Apex Legends also introduced a mechanic that we had never seen in a BR game, respawning. Apex Legends introduced this idea into the genre, which caused it to trickle down into Fortnite and now has been a mechanic in every BR following it.
Now, we are on to the most recent BR title in Call of Duty: Warzone that released a little over a week ago. Warzone approaches the BR genre similar to the titles before it, but they made two massive changes that I believe are a huge factor in its success.
The first is the fact that players can acquire money in the server and use it to purchase a Custom Loadout Weapon drop. The reason this feature is so significant is that it drastically cuts down on the randomness that is so prevalent in BR titles. You don't have to worry about having terrible loot at end game because you have the ability to use a custom loadout you built, like in Call of Duty multiplayer, by buying it at a buy station on the map, and its extremely easy to obtain.
The second is the way respawning in Warzone works.

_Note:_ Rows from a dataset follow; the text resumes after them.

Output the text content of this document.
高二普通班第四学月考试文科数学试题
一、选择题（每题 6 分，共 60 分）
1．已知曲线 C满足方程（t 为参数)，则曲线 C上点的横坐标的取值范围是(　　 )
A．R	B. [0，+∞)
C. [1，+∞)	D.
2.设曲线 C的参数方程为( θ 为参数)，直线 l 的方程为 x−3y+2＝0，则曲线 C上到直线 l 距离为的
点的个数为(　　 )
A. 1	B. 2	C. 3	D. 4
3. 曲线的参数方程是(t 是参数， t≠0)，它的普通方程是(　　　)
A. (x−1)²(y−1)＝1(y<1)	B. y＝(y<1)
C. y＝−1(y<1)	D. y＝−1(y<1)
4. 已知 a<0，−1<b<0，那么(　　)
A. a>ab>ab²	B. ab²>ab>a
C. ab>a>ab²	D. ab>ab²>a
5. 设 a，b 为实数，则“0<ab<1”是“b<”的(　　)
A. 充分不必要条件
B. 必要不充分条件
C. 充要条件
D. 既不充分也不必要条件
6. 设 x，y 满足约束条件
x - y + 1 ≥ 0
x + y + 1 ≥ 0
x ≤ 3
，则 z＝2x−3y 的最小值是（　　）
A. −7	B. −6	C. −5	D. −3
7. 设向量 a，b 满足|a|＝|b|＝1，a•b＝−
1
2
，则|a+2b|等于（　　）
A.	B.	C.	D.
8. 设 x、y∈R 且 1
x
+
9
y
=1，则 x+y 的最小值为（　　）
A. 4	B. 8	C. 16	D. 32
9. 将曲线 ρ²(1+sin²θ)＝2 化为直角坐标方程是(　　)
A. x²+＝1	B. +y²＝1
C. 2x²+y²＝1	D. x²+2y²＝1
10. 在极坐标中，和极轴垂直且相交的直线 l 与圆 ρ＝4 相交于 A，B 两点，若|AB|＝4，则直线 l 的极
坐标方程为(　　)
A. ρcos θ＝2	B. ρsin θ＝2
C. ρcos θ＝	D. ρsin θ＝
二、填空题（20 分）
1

After your first death, as long as it's not late into the game, you are taken to the Gulag prison where you 1v1 another player who has died. If you win, you redeploy back on the map and get a second chance. If you lose, you don't get to redeploy, but that doesn't mean you're out. You know those buy stations I mentioned earlier? Well, your teammates can use the money they have accumulated to respawn you back into the game, and there are no limits to this.
These two mechanics separately are pretty appealing. Now, pair them together, and you will see why Warzone is so widely liked. The biggest complaint I had about BR games was that even when your team won a fight, it didn't feel like it because it crippled your team for the rest of the match by either playing a player down or having a player with terrible gear. These two mechanics in Warzone alleviate that issue, and lets you feel good about fighting enemies no matter the stage of the game because you can easily recover from it.
Thanks for the history lesson, I guess
So, why in the world did I give you a full-blown history lesson about BRs? I did it to show the origins of the genre, but also to show how the genre has changed over the years. Respawn shooters have taken a backseat as the most popular type of shooting game since BRs came and took over the world. But, the genre is far from perfect. It was something fresh and new five years ago, but it seems the genre is beginning to feel exhausted, and players have become fully aware of its shortcomings.
Seeing Warzone surge to popularity has shown me that players are beginning to trend towards the structure that respawn shooters offer without even realizing it. If you ask someone who enjoys Warzone why they like it so much, they will most likely say that the game feels less random and more like a game where they are encouraged to fight, where BRs in the past promoted the exact opposite.
Let me be clear about something. I don't hate BR games. I have played just about every single one and enjoyed it. But, I do feel the genre has been exhausted, and it's a fad that is beginning to run its course.
I can't help but notice that the genre is starting to mimic respawn shooters more so than its roots. It might be my wishful thinking that makes me feel like respawn shooters are going to start trending again, and we will see the end of the BR phenomenon, but I sure hope I am right.